CREATE USER 'stats_user'@'%' IDENTIFIED BY 'XYZ'; GRANT SELECT,INSERT,UPDATE,DELETE,CREATE,DROP,ALTER,INDEX,CREATE TEMPORARY TABLES,CREATE VIEW,SHOW VIEW ON stats.* TO 'stats_user'@'%'; CREATE USER 'stats_read'@'%' IDENTIFIED BY 'ABC'; GRANT SELECT ON stats.* TO 'stats_read'@'%';
- Determine the MySQL schema. Since I know both the unit I want to analyze (blog post) and the metric I care about the schema practically writes itself. At first I chose date, title, and a few of the fields but tweaked this after the subsequent step.
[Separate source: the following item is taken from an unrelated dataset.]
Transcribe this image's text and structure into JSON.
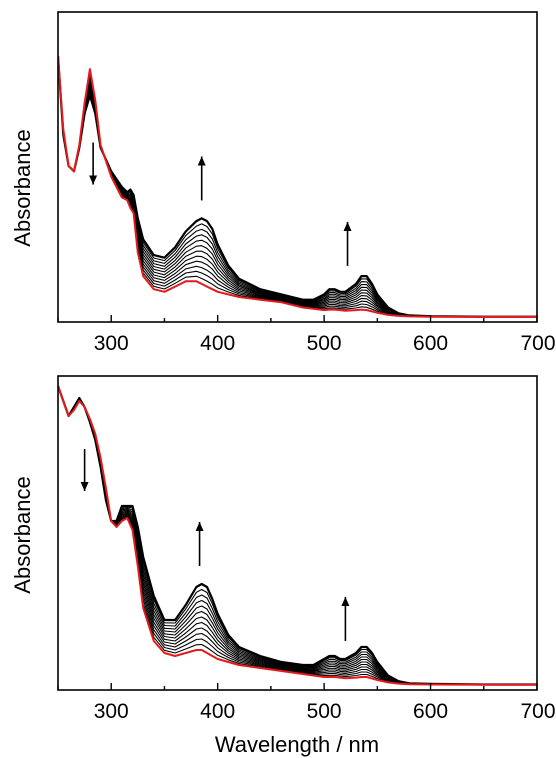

create table blog_post ( ymd date not null, slug varchar(200) not null, title varchar(200) not null, keywords varchar(1000) not null, description varchar(1000) not null, tags varchar(200) not null, num_chars int not null, num_text_words int not null, num_text_description int not null, num_keywords int not null, num_tags int not null, num_images int not null, num_links int not null, unique key (ymd, slug) );
- Get the data into MySQL. Lucky for me I already had an old blog analysis script that took my blog, cleaned up all the posts, and dumped the contents to a CSV. I had to make a few tweaks to the script to allow me to specify the exact fields to write out but after that was done I had a CSV file that could be imported to MySQL. I had a few options for how to get this data into MySQL including modifying the above script to connect to MySQL but instead decided that using a manual
LOAD DATA
command would suffice for now. Out of all the steps this one took the longest time - especially figuring out the right syntax for theLOAD DATA
command.LOAD DATA LOCAL INFILE '/home/dan/code/blog-analytics/out.csv' REPLACE INTO TABLE blog_post FIELDS TERMINATED BY ',' ENCLOSED BY '"' ESCAPED BY '"' LINES TERMINATED BY '\n' IGNORE 1 LINES (title,tags,keywords,description,num_chars,num_text_words,num_text_description,num_keywords,num_tags,num_images,num_links,ymd,slug);
- Connect Grafana to MySQL. Grafana worked right out of the box after installation with
apt get
but I had to create a read-only user as Grafana refused to use a user that had write access. - Create a few dashboards. Now came the fun part. I started by trying to use Grafana’s query builder took but quickly resorted to just writing the SQL manually. The nuance here was having to convert the MySQL date field into a UNIX timestamp that worked with Grafana.
SELECT UNIX_TIMESTAMP(ymd) AS "time", num_chars FROM blog_post ORDER BY UNIX_TIMESTAMP(ymd); SELECT UNIX_TIMESTAMP(date_format(ymd, '%Y-%m-01')) AS "time", avg(num_chars) as average_monthly_chars FROM blog_post GROUP BY time ORDER BY time
- Clean up the deployment. By default, Grafana runs on port 3000 and I wanted to serve it on a standard port behind HTTPS. This required installing nginx (via
apt get
), using it to create a simple reverse proxy, and then using Let’s Encrypt to add SSL. At this point I also gave this a unique Grafana subdomain.server { server_name xyz.abc; location / { proxy_pass http://localhost:3000/; } listen [::]:443 ssl ipv6only=on; # managed by Certbot listen 443 ssl; # managed by Certbot ssl_certificate /etc/letsencrypt/live/xyz.abc/fullchain.pem; # managed by Certbot ssl_certificate_key /etc/letsencrypt/live/xyz.abc/privkey.pem; # managed by Certbot include /etc/letsencrypt/options-ssl-nginx.conf; # managed by Certbot ssl_dhparam /etc/letsencrypt/ssl-dhparams.pem; # managed by Certbot }
The solution is far from perfect - for example if the instance hosting Grafana goes down I’d have to repeat the bulk of the above steps. At the same time, that’s a risk I’m currently willing to take, especially since the process itself was so quick and I’m manually saving down the JSON behind the dashboard.